Gencarnya pemberitaan
Waduk Jatigede di media, banyak mengundang rasa penasaran masyarakat untuk
melihat langsung ke lokasi. Tak heran setiap akhir pekan antrian kendaraan
mobil dan motor wisatawan berdatangan dari berbagai daerah. Indikasinya
terlihat dari plat kendaraan terparkir dan yang baru berdatangan. Seperti dari
Bandung, Garut Indramayu, Majalengka, Cirebon, Kuningan dan lain-lain.
Walaupun siang itu terik
matahari cukup panas. Tetapi tak menyurutkan semangat para wisatawan datang
untuk melihat Waduk Jatigede lebih dekat. Ada yang datang perorangan, dan ada
juga secara rombongan dengan bus carteran. Tak ketinggalan para komunitas biker
turut hadir meramaikan suasana. Siang itu petugas parkir dibantu aparat
kepolisian dibuat sibuk mengatur keluar masuk kendaraan.
Untuk melihat lebih
dekat ke kostruksi bendungan. Para pengunjung harus rela berjalan kaki
kira-kira 300 meter dari areal parkir, jarak yang cukup lumayan untuk menguras
keringat. Disarankan bagi pengunjung untuk membawa payung untuk berjaga-jaga
dari sengatan panas matahari, dan turun hujan. Kendaraan tidak diperbolehkan
masuk lebih dekat ke areal proyek.
Pengunjung pun tidak
diperbolehkan masuk dan naik ke atas tembok utama bendungan. Akses pintu masuk
utama tembok bendungan dijaga petugas. Para wisatawan yang datang hanya bisa
melihat dari tempat yang sudah disediakan. Dari situ dapat melihat pemandangan sekitar
bendungan dengan latar pegunungan.
Ternyata dari sekian
banyak pengunjung ada yang terharu, sedih melihat tanah kampung halamannya
harus lenyap. Betapa tidak di tanah itu mereka sudah tinggal puluhan tahun. Di
tanah itu mereka dilahirkan dan dibesarkan, kini ‘terpaksa’ harus mereka tinggalkan.
Diharapkan pengembangan
wisata Waduk Jatigede dan sekitarnya dapat cepat terwujud. Sehingga akan
mendongkrak perekonomian masyarakat itu sendiri. Tentunya dalam pengembangan
obyek wisata nanti, diharapkan melibatkan dan mengutamakan sumberdaya dari
warga sekitar yang terkena proyek Waduk Jatigede. Sehingga mereka akan
merasakan manfaat nyata. Dan mereka pun bisa segera mendapatkan kembali mata
pencaharian baru dari kebangkitan parawisata di daerah tersebut. Semoga!
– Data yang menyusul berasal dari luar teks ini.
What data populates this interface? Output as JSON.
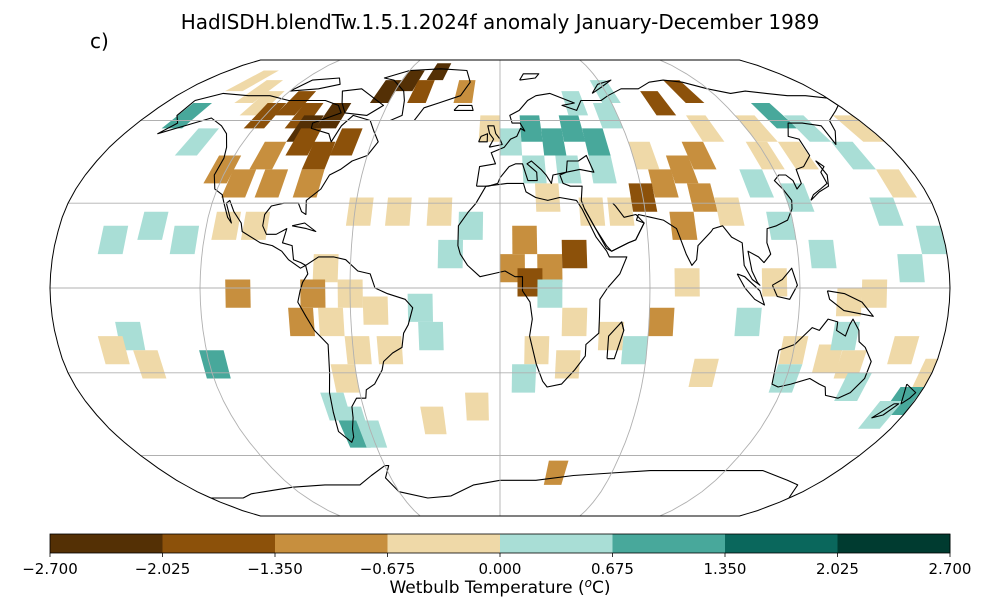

Rute ke Bendungan Jatigede
Untuk
menuju ke lokasi, dari Bandung bisa melalui arah kota Sumedang. Dari patung
endog (telor) lurus sedikit, putar balik terus belok kiri ke arah jalan
Situraja-Wado (soalnya tidak boleh belok kanan langsung).
Jika
memakai jalan lingkar luar jalur ke Cirebon dari arah terminal bus Kota
Sumedang akan menemukan putaran perempatan Alam Sari. Terus lurus, langsung ke
arah Situraja-Wado. Bisa juga melalui jalur ke arah Cirebon. Tetapi menurut
saya melewati jalur Cirebon kalau dari Bandung agak jauh, dibandingkan lewat
Situraja.
Apabila
sudah sampai di Kecamatan Situraja. Sekitar 400 meter sehabis pasar Situraja,
ada jalan sedikit menurun siap-siap belok kiri. Tepatnya belok dari Warung
Ketan. Terus cari arah Desa Sudapati-Pajagan berlanjut ke Jatigede. Jalan
perkampungan ini agak sempit tetapi sudah diaspal. Setelah memasuki lokasi
bendungan kondisi jalan agak bergelombang karena dalam tahap perbaikan. Tetapi
mudah dilalui kendaraan mobil maupun motor.
Bagi
pengunjung yang akan berwisata dari arah Garut, Tasikmalaya bisa melalui jalur Wado. Tetapi jika akan ke bendungan utama dari Wado harus melalui akses jalan lingkar menuju Darmaraja dan Situraja.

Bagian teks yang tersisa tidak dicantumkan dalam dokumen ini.